Senjata berupa pistol revolver S&W 500 hasil jerih payahnya menambang bitcoin di internet bersarang dalam laci lemari tua yang keropos.
Ia pun mengambilnya dan memasukkannya kedalam tas sebagai persiapan terakhir.
Setelahnya, ia berjalan keluar rumah sambil membawa tas dan mengunci rumah kecilnya. Dan ia pun berjalan menuju tempat teman yang menelponnya.

Chapter 1

“*sigh* akhirnya kau datang juga…” ucap seorang pemuda berambut ikal dan bermata hitam yang mengenakan t-shirt dan celana kolor pada Hamid yang berdiri didepan pintu.
Dari penampilannya, pemuda bernama Lutvi ini dua atau tiga tahun lebih tua dari Hamid.
“Baiklah aku masuk… Apa kau sudah mempersiapkan semuanya?”
Tanya Hamid selagi ia berjalan masuk menuju ruang tamu.
Ia duduk bersila diatas karpet anyaman dan menaruh tas disisinya.
“Kurasa aku sudah mempersiapkan semuanya… Tinggal menunggu anggota lain untuk datang kesini. Hey, kau mau teh atau kopi?”
Balas Lutvi yang berjalan menuju dapur dan menawarkan minuman pada Hamid.
Pada dasarnya, Lutvi hidup sendiri setelah orang tuanya meninggalkannya sejak masih SMK.
Lutvi adalah kakak-kelas Hamid saat SMK serta salahsatu teman seperguruan pencak silatnya.
Ia merupakan pria mandiri yang bahkan segala keperluan hidupnya ia urus sendiri.

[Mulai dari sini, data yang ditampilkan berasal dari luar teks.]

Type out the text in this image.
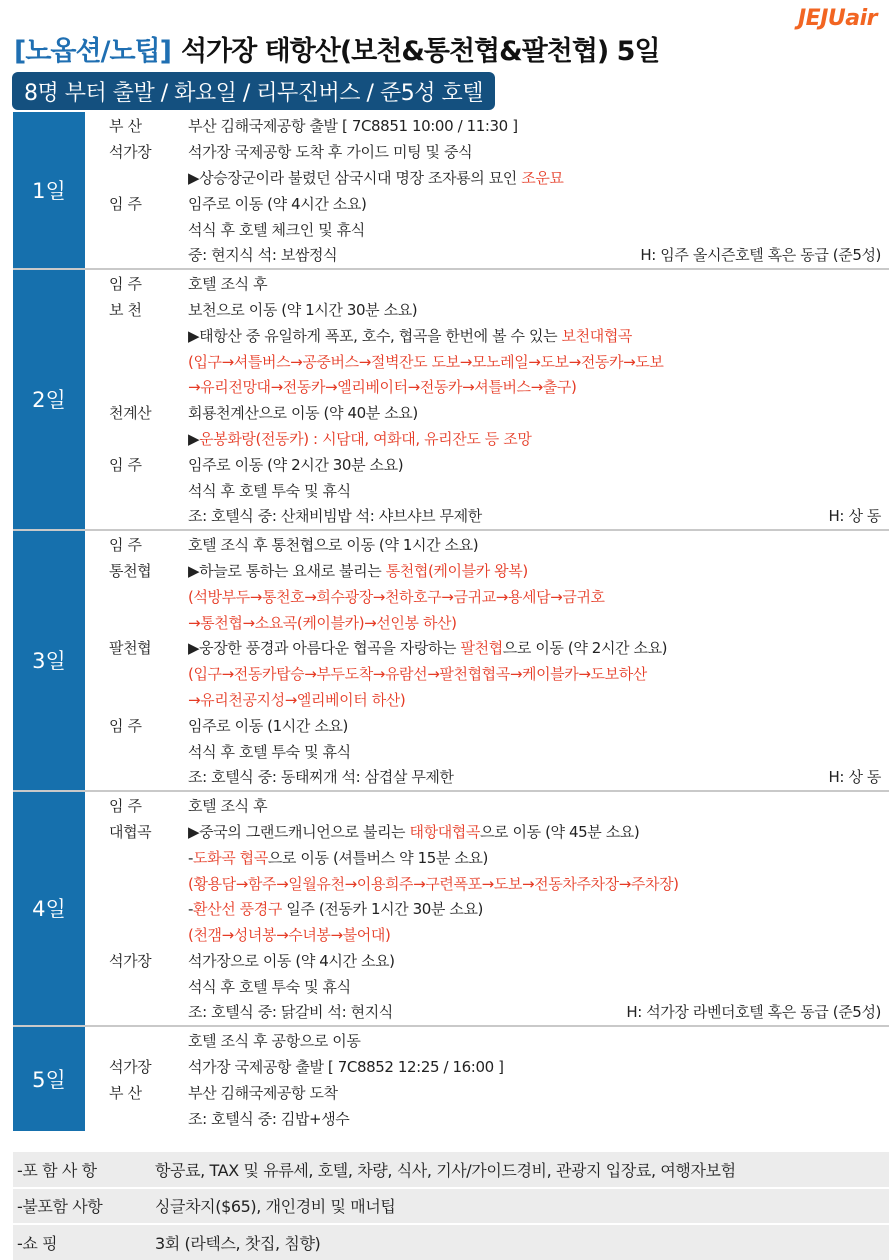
JEJUair
[노옵션/노팁] 석가장 태항산(보천&통천협&팔천협) 5일
8명 부터 출발 / 화요일 / 리무진버스 / 준5성 호텔
1일
부 산	부산 김해국제공항 출발 [ 7C8851 10:00 / 11:30 ]
석가장	석가장 국제공항 도착 후 가이드 미팅 및 중식
▶상승장군이라 불렸던 삼국시대 명장 조자룡의 묘인 조운묘
임 주	임주로 이동 (약 4시간 소요)
석식 후 호텔 체크인 및 휴식
중: 현지식 석: 보쌈정식	H: 임주 올시즌호텔 혹은 동급 (준5성)
2일
임 주	호텔 조식 후
보 천	보천으로 이동 (약 1시간 30분 소요)
▶태항산 중 유일하게 폭포, 호수, 협곡을 한번에 볼 수 있는 보천대협곡
(입구→셔틀버스→공중버스→절벽잔도 도보→모노레일→도보→전동카→도보
→유리전망대→전동카→엘리베이터→전동카→셔틀버스→출구)
천계산	회룡천계산으로 이동 (약 40분 소요)
▶운봉화랑(전동카) : 시담대, 여화대, 유리잔도 등 조망
임 주	임주로 이동 (약 2시간 30분 소요)
석식 후 호텔 투숙 및 휴식
조: 호텔식 중: 산채비빔밥 석: 샤브샤브 무제한	H: 상 동
3일
임 주	호텔 조식 후 통천협으로 이동 (약 1시간 소요)
통천협	▶하늘로 통하는 요새로 불리는 통천협(케이블카 왕복)
(석방부두→통천호→희수광장→천하호구→금귀교→용세담→금귀호
→통천협→소요곡(케이블카)→선인봉 하산)
팔천협	▶웅장한 풍경과 아름다운 협곡을 자랑하는 팔천협으로 이동 (약 2시간 소요)
(입구→전동카탑승→부두도착→유람선→팔천협협곡→케이블카→도보하산
→유리천공지성→엘리베이터 하산)
임 주	임주로 이동 (1시간 소요)
석식 후 호텔 투숙 및 휴식
조: 호텔식 중: 동태찌개 석: 삼겹살 무제한	H: 상 동
4일
임 주	호텔 조식 후
대협곡	▶중국의 그랜드캐니언으로 불리는 태항대협곡으로 이동 (약 45분 소요)
-도화곡 협곡으로 이동 (셔틀버스 약 15분 소요)
(황용담→함주→일월유천→이용희주→구련폭포→도보→전동차주차장→주차장)
-환산선 풍경구 일주 (전동카 1시간 30분 소요)
(천갬→성녀봉→수녀봉→불어대)
석가장	석가장으로 이동 (약 4시간 소요)
석식 후 호텔 투숙 및 휴식
조: 호텔식 중: 닭갈비 석: 현지식	H: 석가장 라벤더호텔 혹은 동급 (준5성)
5일
호텔 조식 후 공항으로 이동
석가장	석가장 국제공항 출발 [ 7C8852 12:25 / 16:00 ]
부 산	부산 김해국제공항 도착
조: 호텔식 중: 김밥+생수
-포 함 사 항	항공료, TAX 및 유류세, 호텔, 차량, 식사, 기사/가이드경비, 관광지 입장료, 여행자보험
-불포함 사항	싱글차지($65), 개인경비 및 매너팁
-쇼 핑	3회 (라텍스, 찻집, 침향)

“Seperti biasa, kopi hitam tanpa gula… ngomong-ngomong, siapa lagi yang akan datang?”
“….Sudah kubilang kan, hanya kita bertiga.. Aku, kau dan Hasbi….” Lutvi keluar dari dapur membawa kopi dan meletakannya di depan Hamid, ia pun ikut duduk bersila saling berhadapan dengan Hamid sambil menikmat sebatang rokok ditangannya, ia menghirup rokoknya dan mengeluarkannya dengan lenguhan dalam lalu melanjutkan “Lagipula, mungkin ini pertemuan terakhir kita sebagai sahabat..”

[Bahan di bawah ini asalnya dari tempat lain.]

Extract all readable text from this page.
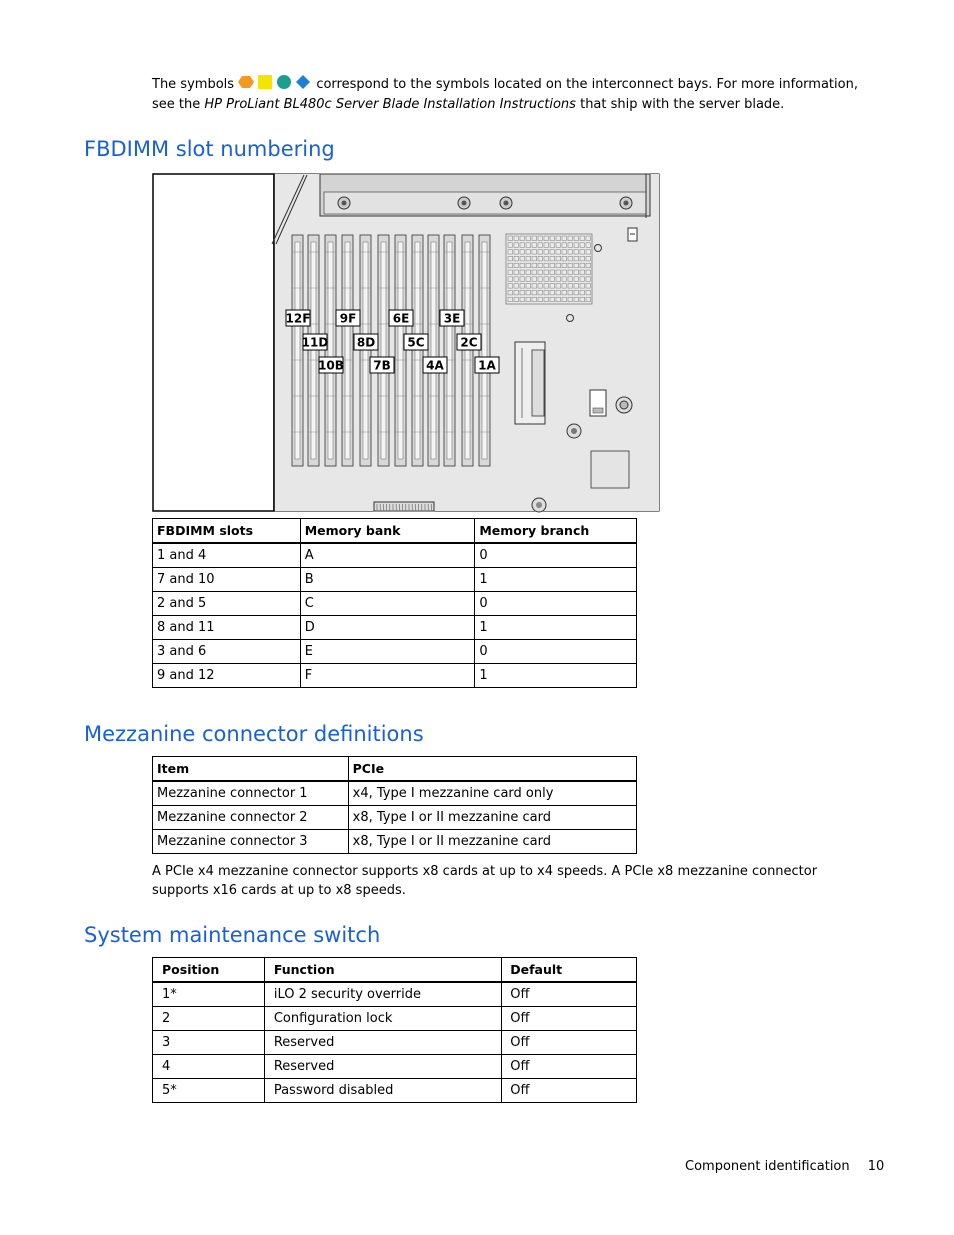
The symbols	correspond to the symbols located on the interconnect bays. For more information, see the HP ProLiant BL480c Server Blade Installation Instructions that ship with the server blade.
FBDIMM slot numbering
12F 9F	6E	3E
11D 8D	5C	2C
10B 7B	4A	1A
FBDIMM slots	Memory bank	Memory branch
1 and 4	A	0
7 and 10	B	1
2 and 5	C	0
8 and 11	D	1
3 and 6	E	0
9 and 12	F	1
Mezzanine connector definitions
Item	PCIe
Mezzanine connector 1	x4, Type I mezzanine card only
Mezzanine connector 2	x8, Type I or II mezzanine card
Mezzanine connector 3	x8, Type I or II mezzanine card
A PCIe x4 mezzanine connector supports x8 cards at up to x4 speeds. A PCIe x8 mezzanine connector supports x16 cards at up to x8 speeds.
System maintenance switch
Position	Function	Default
1*	iLO 2 security override	Off
2	Configuration lock	Off
3	Reserved	Off
4	Reserved	Off
5*	Password disabled	Off
Component identification 10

“Heeh? Jangan mengibarkan death flag seenaknya, tahu.. Lagipula kau takkan kemana-mana, kan?”
Hamid menyeruput kopi pahit yang tadi diberikan oleh Lutvi.
Sementara itu, Lutvi melamun dengan wajah suram.
Kemudian ia membuka tas Hamid untuk memeriksa isinya.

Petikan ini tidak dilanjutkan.